Wednesday 7 November 2007

An affection

I ended up having rip back the sock, but got a good way up it again. Since this sock is for my short but rotund feet (if they fit, otherwise they will be for an as yet unnamed sister), there is very few rows to go before its time to work Maia's heel. I am pretty darn pleased with the way the pattern is looking. I love everything about it. The yarn, that pattern, the heel. It feels wonderful.

It is a simple enough pattern that I have some time to contemplate. Contemplation leads to blog fodder. Here is fodder.


I was thinking about why the socks are so entrancing. I have talked about it before, but you know, it isn't just the sock, its not just knitting.

Though I love the way a thread looks laying against fabric when I just finished placing it, I love the feel of that little needle in my fingers and I love holding the tiny scissors I have more. They just feel good in my hands. I love the feel of a nice Irish linen, or the firm crisp hardanger fabric and aida. I love the way lugana feels sort of crunchy as it passes along my arms as I work over and under and through.

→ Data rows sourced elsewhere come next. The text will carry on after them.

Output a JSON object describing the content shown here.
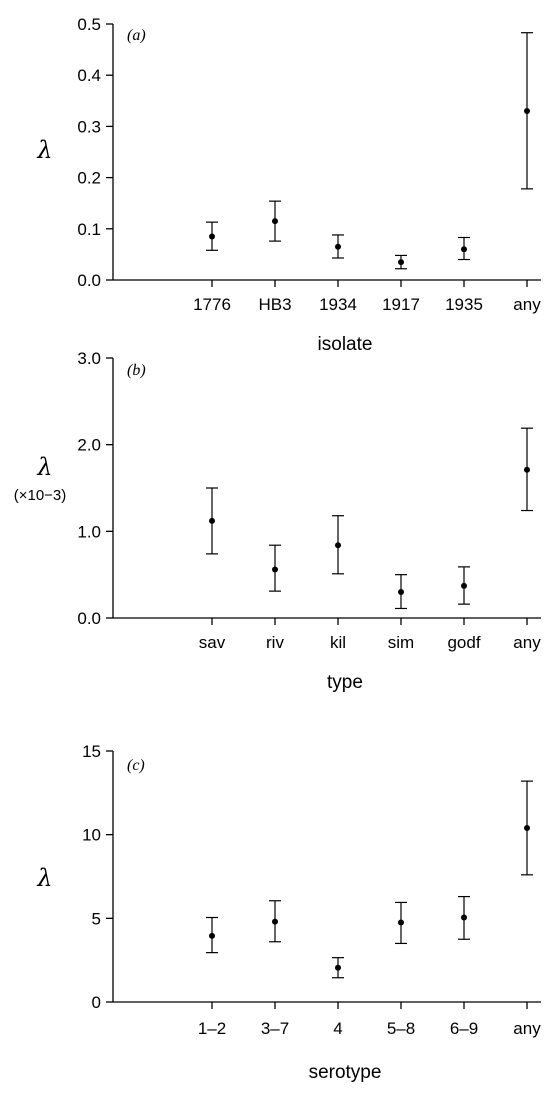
{
  "chart_data": [
    {
      "type": "scatter",
      "panel_label": "(a)",
      "ylabel": "λ",
      "ylabel_scale": "",
      "xlabel": "isolate",
      "categories": [
        "1776",
        "HB3",
        "1934",
        "1917",
        "1935",
        "any"
      ],
      "values": [
        0.085,
        0.115,
        0.065,
        0.035,
        0.06,
        0.33
      ],
      "lower": [
        0.058,
        0.076,
        0.043,
        0.022,
        0.04,
        0.178
      ],
      "upper": [
        0.113,
        0.154,
        0.088,
        0.048,
        0.083,
        0.483
      ],
      "ylim": [
        0,
        0.5
      ],
      "yticks": [
        "0.0",
        "0.1",
        "0.2",
        "0.3",
        "0.4",
        "0.5"
      ],
      "error_bars": true,
      "grid": false
    },
    {
      "type": "scatter",
      "panel_label": "(b)",
      "ylabel": "λ",
      "ylabel_scale": "(×10−3)",
      "xlabel": "type",
      "categories": [
        "sav",
        "riv",
        "kil",
        "sim",
        "godf",
        "any"
      ],
      "values": [
        1.12,
        0.56,
        0.84,
        0.3,
        0.37,
        1.71
      ],
      "lower": [
        0.74,
        0.31,
        0.51,
        0.11,
        0.16,
        1.24
      ],
      "upper": [
        1.5,
        0.84,
        1.18,
        0.5,
        0.59,
        2.19
      ],
      "ylim": [
        0,
        3.0
      ],
      "yticks": [
        "0.0",
        "1.0",
        "2.0",
        "3.0"
      ],
      "error_bars": true,
      "grid": false
    },
    {
      "type": "scatter",
      "panel_label": "(c)",
      "ylabel": "λ",
      "ylabel_scale": "",
      "xlabel": "serotype",
      "categories": [
        "1–2",
        "3–7",
        "4",
        "5–8",
        "6–9",
        "any"
      ],
      "values": [
        3.95,
        4.8,
        2.05,
        4.75,
        5.05,
        10.4
      ],
      "lower": [
        2.95,
        3.6,
        1.45,
        3.5,
        3.75,
        7.6
      ],
      "upper": [
        5.05,
        6.05,
        2.65,
        5.95,
        6.3,
        13.2
      ],
      "ylim": [
        0,
        15
      ],
      "yticks": [
        "0",
        "5",
        "10",
        "15"
      ],
      "error_bars": true,
      "grid": false
    }
  ]
}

I love the way yarns feel too. I don't think I noticed it before because all the yarn I bought was acrylic. My usual supplier was Walmart. Years ago, the quality of the yarn from that store was fine. Well decent, but lately it was starting to look and feel like plastic. Much of the yarn I bought over the last few years came from Mary Maxim, and was of much better quality, and made fine easy care items. But I yearned for more, I knew that there had to be more to feel out there in yarnland. I had an LYS, but everything cost so much to my Big Box Store eyes, that except for one seriously fine purchase of yarn for a shawl (I do love that shawl), I never bought.

I started crocheting socks, and suddenly Mary Maxim had no sock yarn. So began a yarn odyssey that has made me understand how much I craved the feel of seriously fine string. The yarn store had a reasonable variety of sock yarns, and I bought there for crocheted socks until the day one of their sales people said to me, 'crocheted socks must be very uncomfortable'. That deeply fundamentally turned me off. Still does.

So my search for a new yarn store began. I found River City Yarns, and so began a deep affection for, nay love, for good quality yarn. About the same time, a friend sent a link to Yarn Harlot, and I began my travels to online yarn stores linked on her website. Until that day, I had no idea such a thing existed. (Sometimes I am a slow to start child. Did I mention that fact?).

And so I began a journey to stores all over the world sitting right here at my desk. I have some lovely things, I have some things that really just make me want to cry they are so good to feel. I have a deep lust for anything from Handmaiden, and one day soon will capture some of their wonderfully hand painted silk yarns just for the pleasure of feeling the thing, as a skein, as a thread as it is being worked, and as a finished article that I can hold onto and brush my hand against just for the sheer joy of touching.

Its is a tactile lust. I lust after the simple feel of good things in my hands, no matter if it is fine linens, wonderfully soft wool, soft wool with silk, with cashmere, and even the occasional really nice acrylic (and yes there are some that just take my breath away - I do feel strongly about Lustersheen).

This most recent yarn from Knitpicks, is beyond a delight and besides that, is dirt cheap. A pair of socks will cost under 5 dollars Canadian (even before at par with US dollar exchange rates). Makes me wonder how I, who have always considered myself to be reasonably bright, could have missed the simple wonder of natural yarns in handwork other than embroidery. If you have not moved beyond kitchen cotton and acrylics for your work, please I beg of you, do so. I plead with you.

You can't imagine what wonders await you. You need to know how good these things feel.